Administration of live parenteral virus vaccines such as the measles-mumps-rubella vaccine and the varicella vaccine should be delayed for 6 to 11 months after administration of IVGG, since the presence of specific antiviral antibody in the product may interfere with the immune response to the vaccine. If a significant exposure to varicella virus occurs in an unvaccinated KS patient on chronic aspirin therapy, discontinuation of aspirin should be strongly considered to avoid the risk of Reye’s syndrome should varicella develop. If there is a high risk of thrombosis, aspirin could be temporarily replaced by another antiplatelet agent such as dipyridamole (2 to 3 mg/kg two or three times a day). Influenza vaccine should similarly be considered in KS patients on chronic aspirin therapy to reduce the possible risk of Reye’s syndrome.

It is important to emphasize that echocardiographic studies in patients with KS should be performed by a trained pediatric cardiologist. Cardiologists who specialize in treating adults do not have expertise in the measurement of coronary artery diameter in young children. Children who develop significant coronary artery disease should be managed in consultation with the pediatric cardiologist, who will assist in decisions about the timing of subsequent echocardiographic studies, the need for anticoagulation therapy such as coumadin in patients with large aneurysms, and the timing and need for other studies to assess cardiac function such as stress testing and coronary angiography.

Management of KS patients with aneurysms is dependent upon the severity of coronary disease. Patients with small to medium solitary aneurysms should be maintained on long-term aspirin therapy but should not be restricted in activities except for avoidance of competitive contact athletics with endurance training. Stress testing may be suggested by the pediatric cardiologist for older children, and coronary angiography may be indicated if stress testing suggests the possibility of coronary artery stenosis. Dobutamine stress echocardiography may be particularly useful in small children unable to cooperate with exercise stress testing (66).

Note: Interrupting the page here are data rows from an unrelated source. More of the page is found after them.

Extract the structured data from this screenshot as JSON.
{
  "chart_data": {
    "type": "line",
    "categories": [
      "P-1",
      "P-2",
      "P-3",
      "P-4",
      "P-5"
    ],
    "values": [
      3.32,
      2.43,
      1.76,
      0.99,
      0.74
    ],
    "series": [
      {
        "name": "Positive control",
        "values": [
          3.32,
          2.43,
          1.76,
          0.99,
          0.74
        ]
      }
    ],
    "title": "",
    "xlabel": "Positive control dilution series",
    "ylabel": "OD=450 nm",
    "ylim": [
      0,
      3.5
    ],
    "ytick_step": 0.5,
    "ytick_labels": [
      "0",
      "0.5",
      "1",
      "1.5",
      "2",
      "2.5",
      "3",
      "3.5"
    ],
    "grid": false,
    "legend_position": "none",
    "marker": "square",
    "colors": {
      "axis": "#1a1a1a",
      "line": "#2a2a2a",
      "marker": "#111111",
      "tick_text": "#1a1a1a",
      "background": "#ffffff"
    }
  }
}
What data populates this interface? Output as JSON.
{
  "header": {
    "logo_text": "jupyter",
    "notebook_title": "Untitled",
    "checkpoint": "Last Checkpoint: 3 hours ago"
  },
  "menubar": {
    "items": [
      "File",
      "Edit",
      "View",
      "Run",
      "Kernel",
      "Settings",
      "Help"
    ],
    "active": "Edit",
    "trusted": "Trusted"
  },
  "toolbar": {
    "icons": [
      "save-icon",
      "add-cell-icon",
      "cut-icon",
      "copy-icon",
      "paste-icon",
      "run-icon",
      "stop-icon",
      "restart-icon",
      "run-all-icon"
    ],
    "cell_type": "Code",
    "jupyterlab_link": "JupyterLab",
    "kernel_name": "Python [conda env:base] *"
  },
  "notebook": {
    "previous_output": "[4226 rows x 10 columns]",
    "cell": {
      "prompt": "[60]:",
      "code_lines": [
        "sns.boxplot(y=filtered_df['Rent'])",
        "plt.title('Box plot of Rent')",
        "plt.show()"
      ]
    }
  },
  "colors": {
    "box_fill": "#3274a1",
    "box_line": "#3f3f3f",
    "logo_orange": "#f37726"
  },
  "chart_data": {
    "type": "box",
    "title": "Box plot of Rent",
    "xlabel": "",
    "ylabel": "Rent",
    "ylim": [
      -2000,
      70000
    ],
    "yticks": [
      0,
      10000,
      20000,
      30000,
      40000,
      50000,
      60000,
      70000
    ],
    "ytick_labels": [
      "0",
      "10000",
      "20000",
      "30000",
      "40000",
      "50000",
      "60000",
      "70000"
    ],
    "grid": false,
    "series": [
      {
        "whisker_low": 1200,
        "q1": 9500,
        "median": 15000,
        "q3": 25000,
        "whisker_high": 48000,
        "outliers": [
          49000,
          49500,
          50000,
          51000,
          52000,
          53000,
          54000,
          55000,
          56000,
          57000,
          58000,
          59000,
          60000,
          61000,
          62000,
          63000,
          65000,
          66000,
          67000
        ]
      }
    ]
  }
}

Patients with multiple small to medium-sized aneurysms or one or more giant coronary artery aneurysms should be maintained on aspirin therapy with or without coumadin anticoagulation. Physical activity in the first decade of life is unrestricted, but after that time it should be determined by the pediatric cardiologist on the basis of the results of stress testing often with a myocardial perfusion scan. If coronary obstruction is suspected by these studies and confirmed by coronary angiography, consideration should be given to the therapeutic options of bypass grafting, balloon angioplasty, or other procedures to restore coronary blood flow. If myocardial infarction related to thrombosis occurs, acute thrombolytic therapy may be needed. Recommendations for the management of KS patients with coronary disease of various degrees of severity have been published by the Committee on Rheumatic Fever, Endocarditis, and Kawasaki Disease, Council on Cardiovascular Disease in the Young, of the American Heart Association (15).

Japanese experience indicates that the patency rate of arterial bypass grafts, which grow with the child, greatly exceeds that of venous grafts, which do not, in KS patients. In a study of 168 KS patients who underwent bypass grafting in Japan, the patency rate at 85 months after the operation was 77% for arterial grafts compared to 46% for venous grafts (36). A small group of KS patients worldwide have undergone heart transplantation (12); these patients were not candidates for revascularization because of distal coronary stenosis or aneurysms and/or severe irreversible myocardial dysfunction.

CONCLUSIONS

KS is a fascinating illness of very young children that is seen worldwide. It is an acute, self-limited vasculitis which has become the most common cause of acquired heart disease in children in the United States and Japan. KS causes significant coronary artery disease, which may lead to myocardial infarction and sudden death. Clinical and epidemiologic features support an infectious cause, but the etiology of the illness remains unknown. Clearly, additional research on the etiology and pathogenesis of KS is urgently needed to allow for improved diagnosis, more specific therapy, and, ultimately, prevention of the disorder.